Romaine joined WPSI in February of 2020 as a Manager of Employer Services. Her role involved her meeting with employer partners including Penn, Drexel, and CHOP to see what available positions were like and to try and evaluate the quality of the jobs being considered for training partnerships. Because of Romaine’s experience on the corporate side, she could quickly understand what employers were looking for in candidates. This role also allowed her to see the full scope of the work WPSI does, from the time we identify positions to when we meet with employers to developing the custom training parameters for a partnership.  

Much has happened in the two years since Romaine joined the Skills Initiative. With the rest of the WPSI team, she had to figure out how to pivot to offering online services due to the COVID-19 pandemic. She incorporated her work with WPSI into her Ph.D. research and vice versa, pulling lessons she learned from her research into Skills Initiative classrooms. She finished her Ph.D. and added the title of Doctor of Education to her resume. Recently, Romaine was promoted to Senior Manager of Training Programs, where she’s now combining her two loves of adult training and community engagement.  

 

Romaine loves watching the change that people who join our program undergo. “The first day of orientation, [participants] are so quiet and shy.

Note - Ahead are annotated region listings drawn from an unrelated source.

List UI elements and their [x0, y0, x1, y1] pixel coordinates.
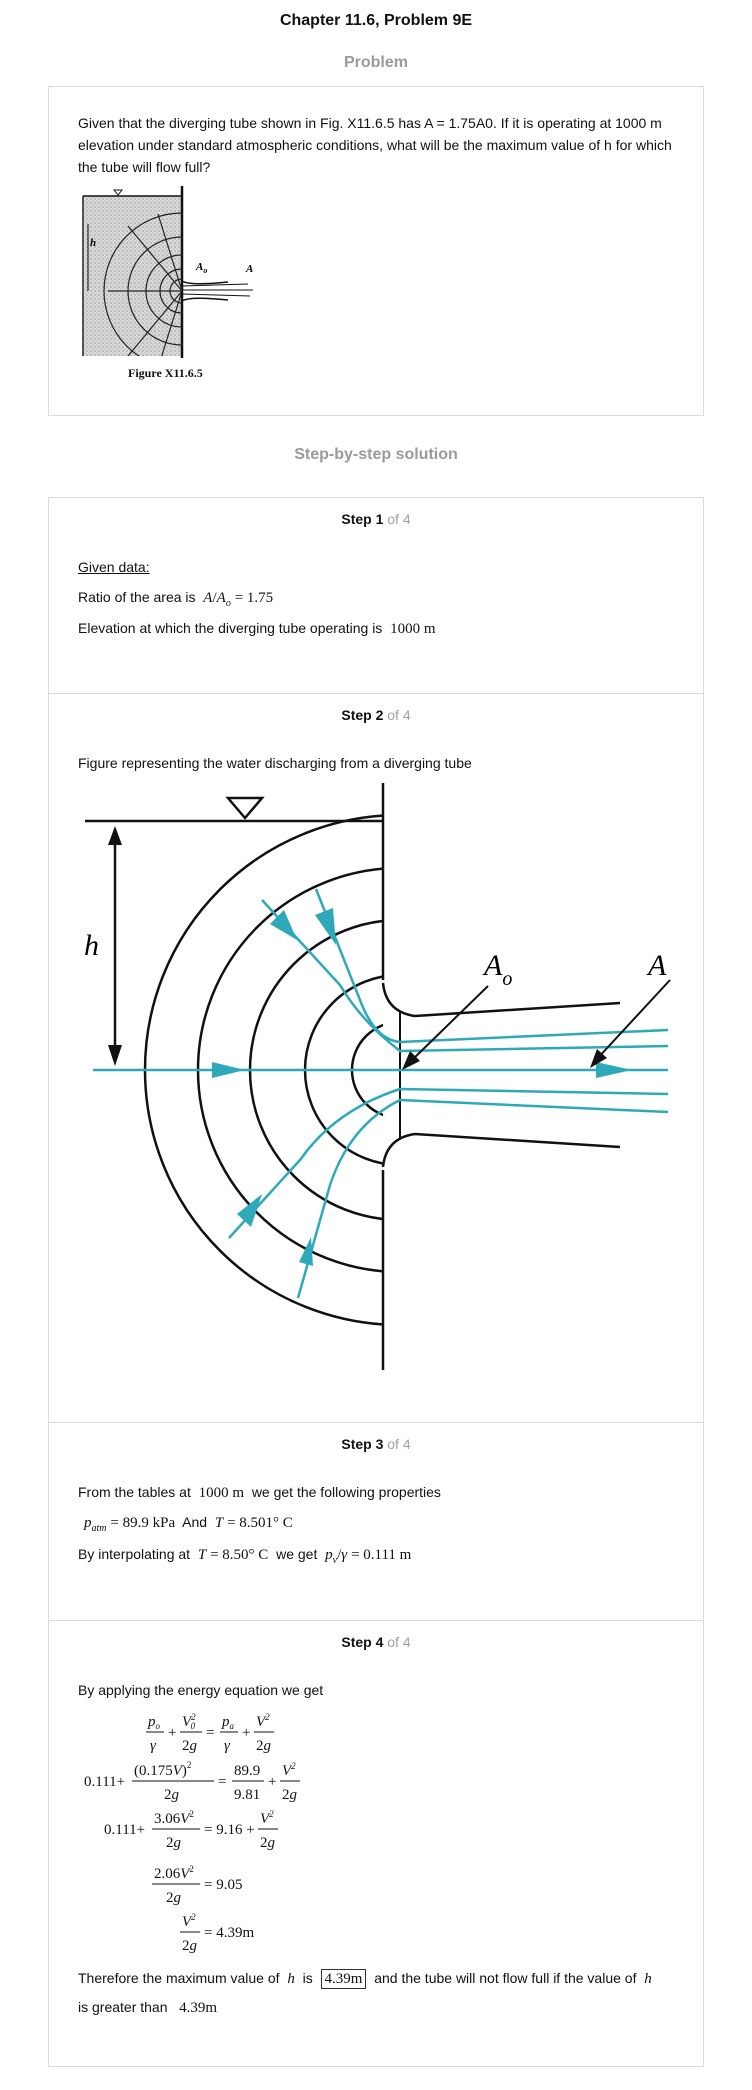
- svg-text:2g: 2g: [182, 1938, 198, 1954]
- conclusion-text: Therefore the maximum value of h is 4.39…: [78, 1969, 652, 2016]
- svg-text:2g: 2g: [282, 1787, 298, 1803]
- svg-text:= 9.16 +: = 9.16 +: [204, 1822, 255, 1838]
- diagram-label-a: A: [646, 949, 667, 982]
- svg-text:2.06V2: 2.06V2: [154, 1864, 194, 1882]
- step2-heading: Step 2 of 4: [341, 707, 411, 723]
- water-surface-icon: [225, 796, 265, 820]
- area-ratio: Ratio of the area is A/Ao = 1.75: [78, 589, 274, 609]
- step3-heading: Step 3 of 4: [341, 1436, 411, 1452]
- step-divider: [48, 1422, 704, 1423]
- svg-text:=: =: [206, 1725, 214, 1741]
- svg-text:= 9.05: = 9.05: [204, 1877, 242, 1893]
- interpolation-line: By interpolating at T = 8.50° C we get p…: [78, 1546, 412, 1566]
- svg-text:V2: V2: [256, 1712, 270, 1730]
- answer-box: 4.39m: [320, 1969, 367, 1989]
- figure-caption: Figure X11.6.5: [128, 366, 203, 380]
- problem-figure: h Ao A: [82, 186, 253, 358]
- svg-text:2g: 2g: [260, 1835, 276, 1851]
- svg-text:2g: 2g: [256, 1738, 272, 1754]
- svg-text:2g: 2g: [166, 1835, 182, 1851]
- diverging-tube-diagram: h Ao A: [84, 783, 671, 1370]
- energy-equations: po γ + V2 0 2g = pa γ + V2 2g 0.111+ (0.1…: [84, 1712, 300, 1954]
- svg-text:γ: γ: [150, 1738, 157, 1754]
- atm-pressure-line: patm = 89.9 kPa And T = 8.501° C: [84, 1514, 293, 1534]
- svg-text:= 4.39m: = 4.39m: [204, 1925, 254, 1941]
- svg-text:V2: V2: [182, 1912, 196, 1930]
- solution-heading: Step-by-step solution: [294, 446, 458, 463]
- svg-text:V2: V2: [260, 1809, 274, 1827]
- water-surface-icon: [112, 189, 124, 196]
- solution-box: [48, 497, 704, 2067]
- fig-label-ao: Ao: [195, 261, 207, 275]
- svg-text:V2: V2: [282, 1761, 296, 1779]
- given-data-label: Given data:: [78, 559, 150, 575]
- svg-text:3.06V2: 3.06V2: [154, 1809, 194, 1827]
- svg-text:V20: V2 0: [182, 1712, 196, 1731]
- svg-text:9.81: 9.81: [234, 1787, 260, 1803]
- fig-label-a: A: [245, 263, 253, 275]
- energy-intro: By applying the energy equation we get: [78, 1682, 324, 1698]
- svg-text:2g: 2g: [164, 1787, 180, 1803]
- svg-text:γ: γ: [224, 1738, 231, 1754]
- svg-text:(0.175V)2: (0.175V)2: [134, 1760, 191, 1779]
- svg-text:+: +: [168, 1725, 176, 1741]
- svg-text:2g: 2g: [166, 1890, 182, 1906]
- svg-text:+: +: [268, 1774, 276, 1790]
- svg-text:0.111+: 0.111+: [84, 1774, 125, 1790]
- problem-text: Given that the diverging tube shown in F…: [78, 115, 672, 175]
- step4-heading: Step 4 of 4: [341, 1634, 411, 1650]
- svg-text:+: +: [242, 1725, 250, 1741]
- elevation: Elevation at which the diverging tube op…: [78, 620, 436, 637]
- svg-text:2g: 2g: [182, 1738, 198, 1754]
- step-divider: [48, 1620, 704, 1621]
- diagram-label-h: h: [84, 929, 99, 962]
- problem-heading: Problem: [343, 54, 408, 71]
- svg-text:0.111+: 0.111+: [104, 1822, 145, 1838]
- step2-text: Figure representing the water dischargin…: [78, 755, 472, 771]
- svg-text:89.9: 89.9: [234, 1763, 260, 1779]
- step1-heading: Step 1 of 4: [341, 511, 411, 527]
- svg-text:=: =: [218, 1774, 226, 1790]
- tables-line: From the tables at 1000 m we get the fol…: [78, 1484, 441, 1501]
- fig-label-h: h: [90, 237, 96, 249]
- diagram-label-ao: Ao: [482, 949, 512, 990]
- svg-text:pa: pa: [221, 1714, 235, 1731]
- page-title: Chapter 11.6, Problem 9E: [279, 12, 473, 29]
- svg-text:po: po: [147, 1714, 161, 1731]
- step-divider: [48, 693, 704, 694]
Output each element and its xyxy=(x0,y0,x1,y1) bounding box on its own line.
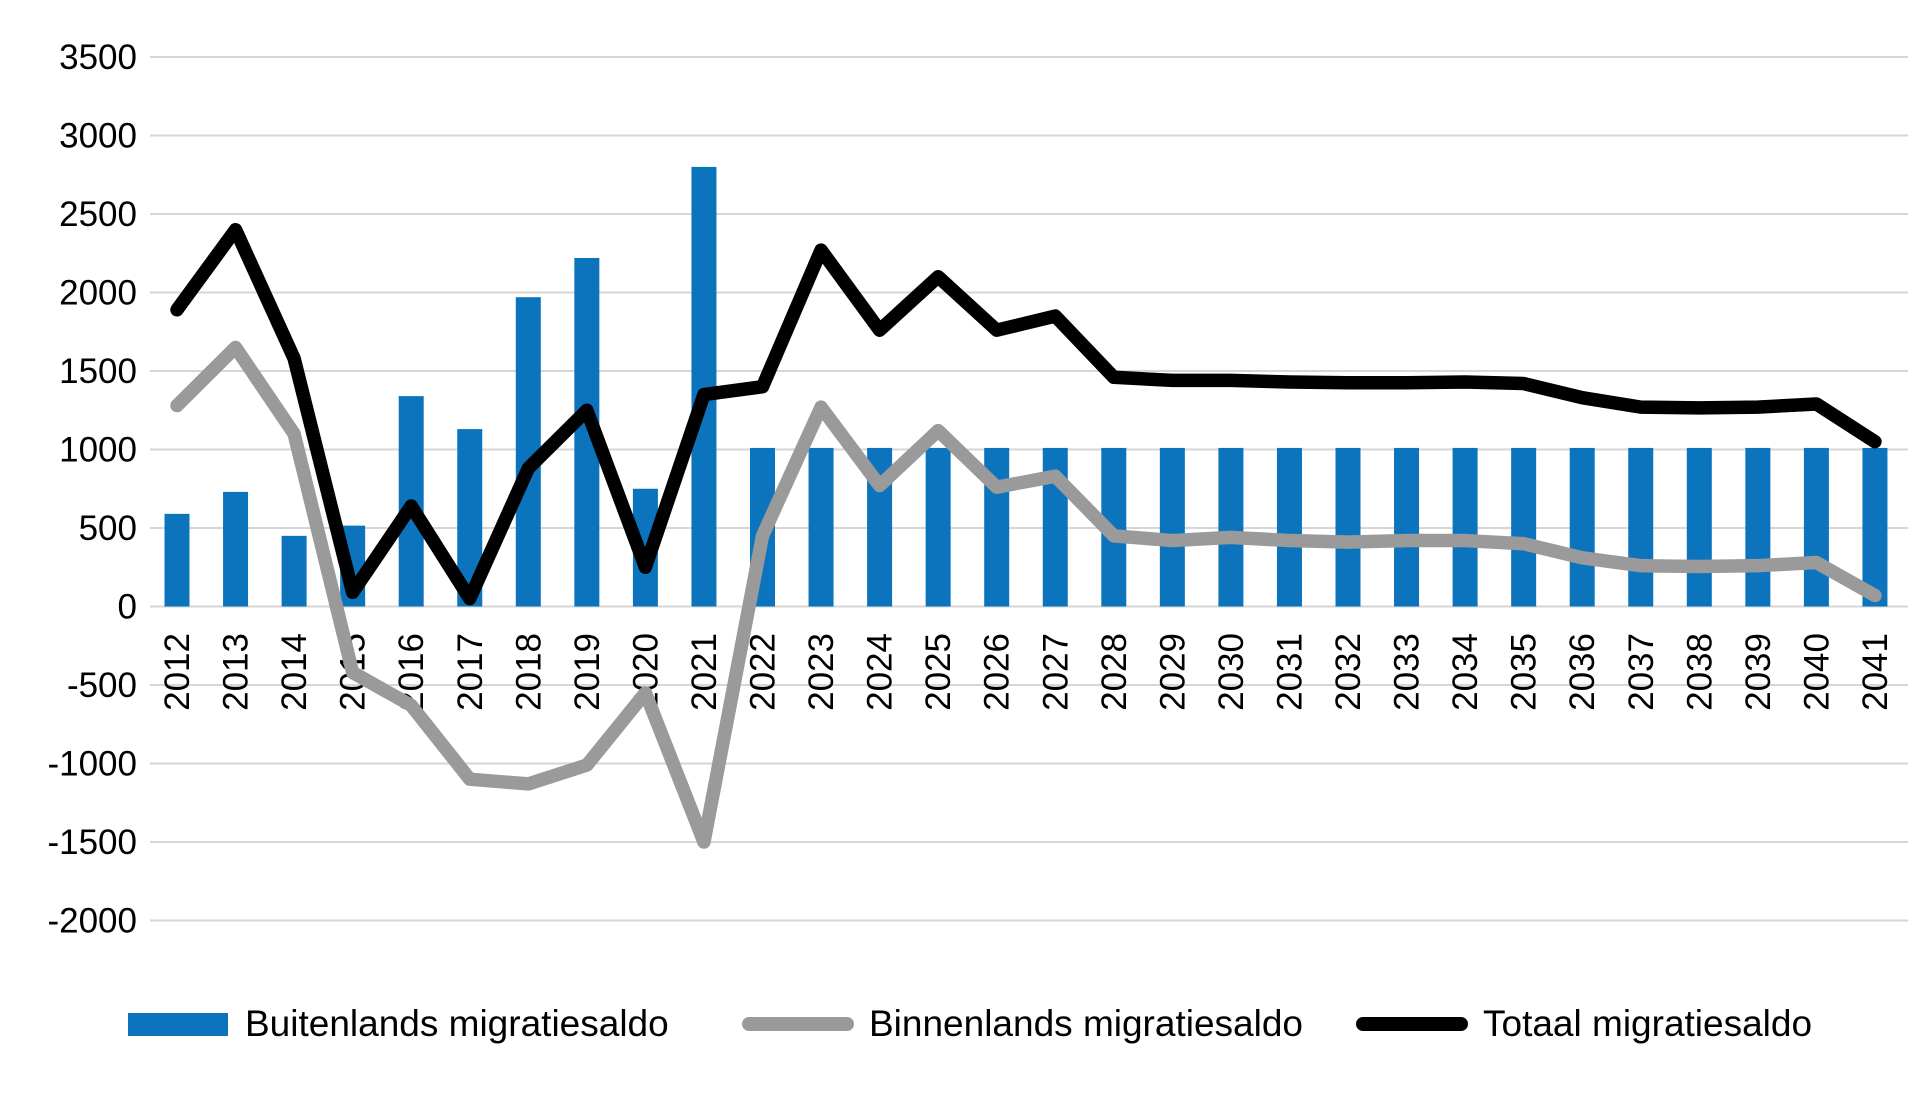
svg-text:2030: 2030 xyxy=(1212,633,1251,711)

We ask what they’re good at and they reply, ‘I don’t know.’ They can always tell me what someone else is good at, but not themselves.” She says by the time they start prepping for interviews, they’ve learned to highlight their strengths and begin to brag about themselves. “And then by the closing focus group, you see they’ve become a family. They’re advocating for each other, they’re egging each other on to get the job.” And thanks to the training they receive, over 90% of WPSI graduates do connect with employment.  

Although she’s too humble to use these phrases herself, in her short time with the Skills Initiative Romaine has served as an inspiration and a role model to people going through the program. Over 90% of WPSI participants are Black, and in Romaine they can see a successful Black woman from their own neighborhood who identified what she wanted out of her career and has worked hard to get there.  

 

We’re very lucky that Romaine’s career journey has led her to the Skills Initiative.